Page 58 of Heart Sick Hate

The hospital is quiet at this time of night. Being in LA, I didn’t think that was possible. But there are few people wandering the halls, and the nurses are gathered at their station talking over coffee.

Turning the corner, the lights are dimmer. Or maybe I’m blacking out. Each step stretches the space in front of me.

An inescapable tunnel.

My heart starts to race with my breath, and in my mind, I’m pulled back a decade, to when I walked through similar halls covered in blood.

She’s crazy.

She’s violent.

She almost killed him.

“Echo.”

I jump at my name and realize I’m no longer walking. I’m standing frozen in the middle of the hallway outside Rhett’s hospital room.

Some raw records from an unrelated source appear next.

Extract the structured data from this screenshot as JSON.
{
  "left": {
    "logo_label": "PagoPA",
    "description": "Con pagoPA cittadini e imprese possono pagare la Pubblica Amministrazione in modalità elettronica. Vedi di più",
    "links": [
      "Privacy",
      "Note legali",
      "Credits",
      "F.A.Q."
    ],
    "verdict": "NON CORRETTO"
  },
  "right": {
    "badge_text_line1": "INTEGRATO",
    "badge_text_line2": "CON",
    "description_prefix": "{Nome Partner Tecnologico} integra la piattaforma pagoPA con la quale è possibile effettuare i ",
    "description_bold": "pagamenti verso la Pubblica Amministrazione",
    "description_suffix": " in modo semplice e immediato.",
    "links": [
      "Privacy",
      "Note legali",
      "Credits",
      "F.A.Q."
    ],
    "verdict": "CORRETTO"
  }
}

Crew steps around me, focusing on my cheeks, and I’m not sure what I look like, but his eyebrows pinch in worry.

“You all right?” His eyes scan me over.

I nod, rolling my shoulders back. “Why wouldn’t I be?”

The last thing I need is someone sensing I’m falling apart. Especially Crew.

His eyes scan me once more, and the softness in his usually hard gaze tells me he sees through my lie, but I don’t bother acknowledging it.

“We should talk about what happened.” Crew takes a step closer, but I step back.

It’s too much. The hallway’s already a funhouse, stretching out with whatever occupies my brain. And being too close to Crew sends me to a dark place.

“There’s nothing to talk about.” I tip my chin up. “I need to go check on my boyfriend.Your brother.”

To anyone but Crew, the reminder might make them pause. But this is a man with fewer morals than his father, so I’m not surprised that my statement only ignites the flame in his gaze as he takes a step closer.

“Pushing me away already?”

“I told you it was a one-time thing.”

He lets out a dark chuckle. “Is that what you’re telling yourself to feel better about what we did? That it was a lapse of judgment?A mistake?”

I shrug, glancing away, not able to face those eyes that are bound to drag me straight to hell. But Crew notices, gripping my chin and forcing me to face him.

“I can still feel your virgin blood on my cock, Echo.” He presses closer, his heat surrounding me. “I can still feel your virgin pussy tearing open for me. And do you know what? I’m the only man who can say that.”

“Good for you.”

“Better than good, Goldie.” He grinds his teeth. “Best feeling in the fucking universe.”

My words clump in my throat. I’m not sure if he’s trying to taunt me or praise me for what happened, but I shouldn’t be allowing any of it.

“It doesn’t—”

“Change anything,” he cuts me off, finishing my sentence. “Keep telling yourself that.”

“Keep lying to yourself and thinking you know me better than I know myself.”

Crew leans in closer, brushing my hair off my neck and trailing his fingers down the center of my throat. “Oh, but I do, Goldie. I know what makes you scream. What makes you beg. What makes you wet. Like right now, even if you’re scared or worried, or I’m pissing you off, I bet if I slipped my hand in those panties, I’d find you soaking.”